Nous échangerons tout à l'heure sur la question de la diminution du nombre d'élus, qui figurait dans le courrier du président du Sénat et qui a été soulevée récemment par le Président de la République. Un certain nombre d'associations d'élus nous ont d'ailleurs écrit à ce sujet.
Nous allons tout d'abord évoquer la problématique des normes, qui a constitué un axe majeur de nos travaux pendant trois ans, tant en ce qui concerne le flux que le stock. Rémy Pointereau présentera des propositions sur ce que pourrait être le rôle de la délégation en la matière.
Nous souhaitons également aborder la question du devenir possible de notre délégation. M. Larcher a déclaré qu'il voulait renforcer son pouvoir dans les années à venir. Cela pose évidemment la question des moyens, y compris humains, mais aussi celle du positionnement de la délégation.

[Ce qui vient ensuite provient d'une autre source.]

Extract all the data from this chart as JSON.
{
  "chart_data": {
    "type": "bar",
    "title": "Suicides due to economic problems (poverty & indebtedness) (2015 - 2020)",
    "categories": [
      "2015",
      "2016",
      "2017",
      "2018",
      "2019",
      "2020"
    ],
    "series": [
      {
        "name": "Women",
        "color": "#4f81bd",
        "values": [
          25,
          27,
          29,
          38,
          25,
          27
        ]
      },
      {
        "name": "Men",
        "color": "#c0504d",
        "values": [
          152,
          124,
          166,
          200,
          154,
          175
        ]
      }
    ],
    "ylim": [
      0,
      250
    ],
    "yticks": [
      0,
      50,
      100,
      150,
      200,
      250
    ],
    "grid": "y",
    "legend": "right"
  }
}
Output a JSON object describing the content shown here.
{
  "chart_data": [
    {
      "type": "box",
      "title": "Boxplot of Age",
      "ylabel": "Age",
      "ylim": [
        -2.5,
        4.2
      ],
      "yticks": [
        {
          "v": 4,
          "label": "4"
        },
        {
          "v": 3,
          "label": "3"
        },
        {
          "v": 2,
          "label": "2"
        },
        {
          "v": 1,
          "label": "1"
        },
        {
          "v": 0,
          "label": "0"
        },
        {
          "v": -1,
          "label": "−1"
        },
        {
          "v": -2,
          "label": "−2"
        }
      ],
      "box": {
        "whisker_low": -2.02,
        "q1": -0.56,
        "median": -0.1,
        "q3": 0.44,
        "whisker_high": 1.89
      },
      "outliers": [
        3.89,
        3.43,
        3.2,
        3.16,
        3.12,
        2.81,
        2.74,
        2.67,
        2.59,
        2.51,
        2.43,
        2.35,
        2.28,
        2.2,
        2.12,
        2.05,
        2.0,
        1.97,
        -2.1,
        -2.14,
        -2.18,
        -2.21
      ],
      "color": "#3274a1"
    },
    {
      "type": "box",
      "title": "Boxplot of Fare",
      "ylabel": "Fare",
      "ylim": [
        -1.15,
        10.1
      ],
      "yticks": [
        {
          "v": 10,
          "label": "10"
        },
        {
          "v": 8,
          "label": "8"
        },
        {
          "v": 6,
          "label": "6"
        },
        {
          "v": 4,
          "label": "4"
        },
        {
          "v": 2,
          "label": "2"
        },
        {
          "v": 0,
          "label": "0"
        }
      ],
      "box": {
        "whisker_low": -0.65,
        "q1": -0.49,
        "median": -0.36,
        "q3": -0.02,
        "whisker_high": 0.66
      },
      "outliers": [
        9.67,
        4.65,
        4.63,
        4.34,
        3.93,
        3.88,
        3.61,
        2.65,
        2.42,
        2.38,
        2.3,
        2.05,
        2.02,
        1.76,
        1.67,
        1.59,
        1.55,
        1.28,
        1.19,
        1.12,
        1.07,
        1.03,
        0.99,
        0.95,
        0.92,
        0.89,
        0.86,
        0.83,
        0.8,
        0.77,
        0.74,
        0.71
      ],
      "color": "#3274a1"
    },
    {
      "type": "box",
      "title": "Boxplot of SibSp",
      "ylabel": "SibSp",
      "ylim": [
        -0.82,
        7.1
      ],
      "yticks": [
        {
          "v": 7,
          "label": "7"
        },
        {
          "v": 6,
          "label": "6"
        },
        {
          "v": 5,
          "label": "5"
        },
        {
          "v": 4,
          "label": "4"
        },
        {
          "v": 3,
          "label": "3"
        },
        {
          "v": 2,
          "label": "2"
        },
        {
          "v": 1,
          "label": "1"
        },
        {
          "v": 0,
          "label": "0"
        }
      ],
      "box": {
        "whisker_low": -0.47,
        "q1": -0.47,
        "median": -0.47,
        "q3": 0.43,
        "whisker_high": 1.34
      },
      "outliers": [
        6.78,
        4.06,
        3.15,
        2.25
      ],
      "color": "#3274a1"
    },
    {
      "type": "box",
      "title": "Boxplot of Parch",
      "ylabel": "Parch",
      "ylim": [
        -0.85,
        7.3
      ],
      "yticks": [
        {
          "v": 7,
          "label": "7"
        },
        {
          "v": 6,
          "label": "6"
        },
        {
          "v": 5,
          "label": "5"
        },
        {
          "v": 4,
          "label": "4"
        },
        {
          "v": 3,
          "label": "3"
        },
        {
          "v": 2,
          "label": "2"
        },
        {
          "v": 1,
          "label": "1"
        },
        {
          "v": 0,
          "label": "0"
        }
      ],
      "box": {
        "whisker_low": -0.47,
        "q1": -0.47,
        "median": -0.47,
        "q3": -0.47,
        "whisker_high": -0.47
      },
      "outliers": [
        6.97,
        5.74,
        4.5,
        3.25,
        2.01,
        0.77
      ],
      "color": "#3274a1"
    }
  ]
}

Il y a trois ans, j'avais souhaité que la délégation puisse désigner des rapporteurs pour avis sur les projets et propositions de loi. J'ai vite compris que cette éventualité était de nature à susciter des difficultés d'articulation avec les commissions permanentes et donc à freiner notre action. Nos relations avec les commissions sont les meilleures et je m'en félicite.
Bien évidemment, il ne s'agit pas d'évoquer tout de suite l'hypothèse d'une transformation de la délégation en commission permanente. Cependant, il pourrait être intéressant d'envisager que la délégation puisse, à l'instar de la commission aux affaires européennes, qui était jadis une délégation, devenir une commission à double appartenance, afin que nous puissions mettre en exergue les problématiques liées aux normes. Pourquoi ne pas l'inscrire dans notre « testament », en cette fin de mandature ?

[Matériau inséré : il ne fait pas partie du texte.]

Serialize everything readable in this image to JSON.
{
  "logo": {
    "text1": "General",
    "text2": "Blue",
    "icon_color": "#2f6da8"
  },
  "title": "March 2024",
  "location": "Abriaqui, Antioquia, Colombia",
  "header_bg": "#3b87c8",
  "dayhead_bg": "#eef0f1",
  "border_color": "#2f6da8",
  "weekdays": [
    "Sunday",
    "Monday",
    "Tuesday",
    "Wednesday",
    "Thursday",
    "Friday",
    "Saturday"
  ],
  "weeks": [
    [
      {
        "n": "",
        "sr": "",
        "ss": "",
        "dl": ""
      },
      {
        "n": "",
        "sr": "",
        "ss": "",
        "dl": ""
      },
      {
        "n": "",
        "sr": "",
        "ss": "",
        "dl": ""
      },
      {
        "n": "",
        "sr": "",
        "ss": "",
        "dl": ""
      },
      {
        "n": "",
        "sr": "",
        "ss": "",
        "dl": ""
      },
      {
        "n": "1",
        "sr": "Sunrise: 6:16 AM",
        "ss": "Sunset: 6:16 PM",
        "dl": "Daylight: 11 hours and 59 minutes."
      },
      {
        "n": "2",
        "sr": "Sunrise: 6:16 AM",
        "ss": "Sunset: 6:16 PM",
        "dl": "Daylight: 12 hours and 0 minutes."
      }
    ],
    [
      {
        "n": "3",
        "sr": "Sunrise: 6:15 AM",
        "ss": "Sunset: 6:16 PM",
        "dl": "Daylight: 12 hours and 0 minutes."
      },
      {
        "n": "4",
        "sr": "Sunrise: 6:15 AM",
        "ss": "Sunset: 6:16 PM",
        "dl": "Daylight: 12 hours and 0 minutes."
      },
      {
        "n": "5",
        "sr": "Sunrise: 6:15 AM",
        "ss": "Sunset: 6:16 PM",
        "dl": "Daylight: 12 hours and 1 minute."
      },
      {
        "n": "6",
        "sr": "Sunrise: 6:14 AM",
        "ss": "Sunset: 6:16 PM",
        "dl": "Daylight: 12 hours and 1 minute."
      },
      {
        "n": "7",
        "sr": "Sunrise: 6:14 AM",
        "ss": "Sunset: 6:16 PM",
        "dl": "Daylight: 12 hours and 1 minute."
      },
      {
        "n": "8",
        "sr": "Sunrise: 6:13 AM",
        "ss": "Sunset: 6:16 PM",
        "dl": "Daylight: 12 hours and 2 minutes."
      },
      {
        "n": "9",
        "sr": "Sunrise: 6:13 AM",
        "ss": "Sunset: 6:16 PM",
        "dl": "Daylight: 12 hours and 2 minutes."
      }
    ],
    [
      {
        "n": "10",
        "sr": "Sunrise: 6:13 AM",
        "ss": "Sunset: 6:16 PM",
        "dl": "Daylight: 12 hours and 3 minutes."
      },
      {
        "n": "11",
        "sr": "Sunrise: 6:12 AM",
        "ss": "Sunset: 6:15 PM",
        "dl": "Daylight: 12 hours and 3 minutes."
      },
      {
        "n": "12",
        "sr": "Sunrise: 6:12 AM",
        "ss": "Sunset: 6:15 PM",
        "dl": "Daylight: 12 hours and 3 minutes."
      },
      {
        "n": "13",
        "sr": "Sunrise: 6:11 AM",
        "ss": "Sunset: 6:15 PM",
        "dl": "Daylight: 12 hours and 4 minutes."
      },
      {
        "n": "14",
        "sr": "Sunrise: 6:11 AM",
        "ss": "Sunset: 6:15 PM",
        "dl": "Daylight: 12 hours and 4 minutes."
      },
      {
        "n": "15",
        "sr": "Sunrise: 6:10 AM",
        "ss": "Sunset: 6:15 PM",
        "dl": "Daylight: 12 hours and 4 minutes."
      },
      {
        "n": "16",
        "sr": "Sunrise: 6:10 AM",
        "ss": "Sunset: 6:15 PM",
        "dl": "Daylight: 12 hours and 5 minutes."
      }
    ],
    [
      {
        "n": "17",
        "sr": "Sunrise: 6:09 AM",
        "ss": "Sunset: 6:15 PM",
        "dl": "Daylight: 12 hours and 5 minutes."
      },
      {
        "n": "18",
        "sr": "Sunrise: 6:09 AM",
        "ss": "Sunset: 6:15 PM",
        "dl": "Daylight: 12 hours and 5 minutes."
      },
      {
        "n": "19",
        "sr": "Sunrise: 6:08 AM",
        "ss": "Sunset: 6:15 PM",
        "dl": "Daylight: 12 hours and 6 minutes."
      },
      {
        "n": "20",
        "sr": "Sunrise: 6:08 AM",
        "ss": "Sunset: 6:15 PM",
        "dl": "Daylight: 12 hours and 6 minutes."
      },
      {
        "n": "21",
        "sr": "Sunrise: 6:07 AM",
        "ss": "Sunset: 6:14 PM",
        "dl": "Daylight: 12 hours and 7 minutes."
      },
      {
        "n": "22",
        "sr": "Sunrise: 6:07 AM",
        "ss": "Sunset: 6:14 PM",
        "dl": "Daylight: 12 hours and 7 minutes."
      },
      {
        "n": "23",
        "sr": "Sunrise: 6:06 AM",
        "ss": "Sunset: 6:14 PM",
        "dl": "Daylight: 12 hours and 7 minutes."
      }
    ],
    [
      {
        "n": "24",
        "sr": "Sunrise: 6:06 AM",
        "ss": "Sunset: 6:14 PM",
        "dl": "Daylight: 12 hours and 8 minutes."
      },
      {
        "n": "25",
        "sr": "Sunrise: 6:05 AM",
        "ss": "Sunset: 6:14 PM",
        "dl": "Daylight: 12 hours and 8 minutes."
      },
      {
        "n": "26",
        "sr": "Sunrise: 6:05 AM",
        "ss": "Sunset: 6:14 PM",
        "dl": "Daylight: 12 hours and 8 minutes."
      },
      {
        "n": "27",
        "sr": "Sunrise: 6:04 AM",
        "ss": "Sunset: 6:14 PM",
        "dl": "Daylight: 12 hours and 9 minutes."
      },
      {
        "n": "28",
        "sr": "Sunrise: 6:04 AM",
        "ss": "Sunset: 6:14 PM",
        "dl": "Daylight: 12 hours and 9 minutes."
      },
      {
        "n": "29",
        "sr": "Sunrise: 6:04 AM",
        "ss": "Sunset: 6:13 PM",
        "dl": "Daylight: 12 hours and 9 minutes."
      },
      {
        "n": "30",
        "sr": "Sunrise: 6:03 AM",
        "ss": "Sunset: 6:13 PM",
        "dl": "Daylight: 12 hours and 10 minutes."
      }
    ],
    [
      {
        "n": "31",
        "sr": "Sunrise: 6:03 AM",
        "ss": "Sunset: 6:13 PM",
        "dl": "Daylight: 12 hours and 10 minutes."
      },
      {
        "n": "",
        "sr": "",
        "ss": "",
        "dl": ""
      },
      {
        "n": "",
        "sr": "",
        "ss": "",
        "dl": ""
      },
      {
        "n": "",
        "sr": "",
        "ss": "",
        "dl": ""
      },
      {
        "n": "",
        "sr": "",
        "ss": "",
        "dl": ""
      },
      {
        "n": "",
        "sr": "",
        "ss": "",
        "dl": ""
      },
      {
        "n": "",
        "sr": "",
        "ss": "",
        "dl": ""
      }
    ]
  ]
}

On ne peut que se féliciter que le président Larcher tienne compte du travail de la délégation sur la simplification des normes et qu'il envisage d'aller plus loin, ce qui était aussi notre demande.
Nous voudrions que les autres commissions soient associées à la démarche de simplification. Nous avions envisagé la possibilité d'une désignation d'un sénateur référent dans les différentes commissions pour faciliter les échanges avec celles-ci. Il pourrait être intéressant de reprendre cette piste.
Nous pouvons également évoquer la mise en place d'une charte de la simplification normative, qui pourrait être cosignée par les commissions. Ainsi, les rapports des commissions apprécieraient systématiquement l'incidence sur les collectivités des mesures législatives examinées et des amendements proposés. Cela me semble fondamental. De fait, les études d'impact du Gouvernement ne sont ni toujours très judicieuses ni toujours très fines, car elles sont rédigées beaucoup trop rapidement.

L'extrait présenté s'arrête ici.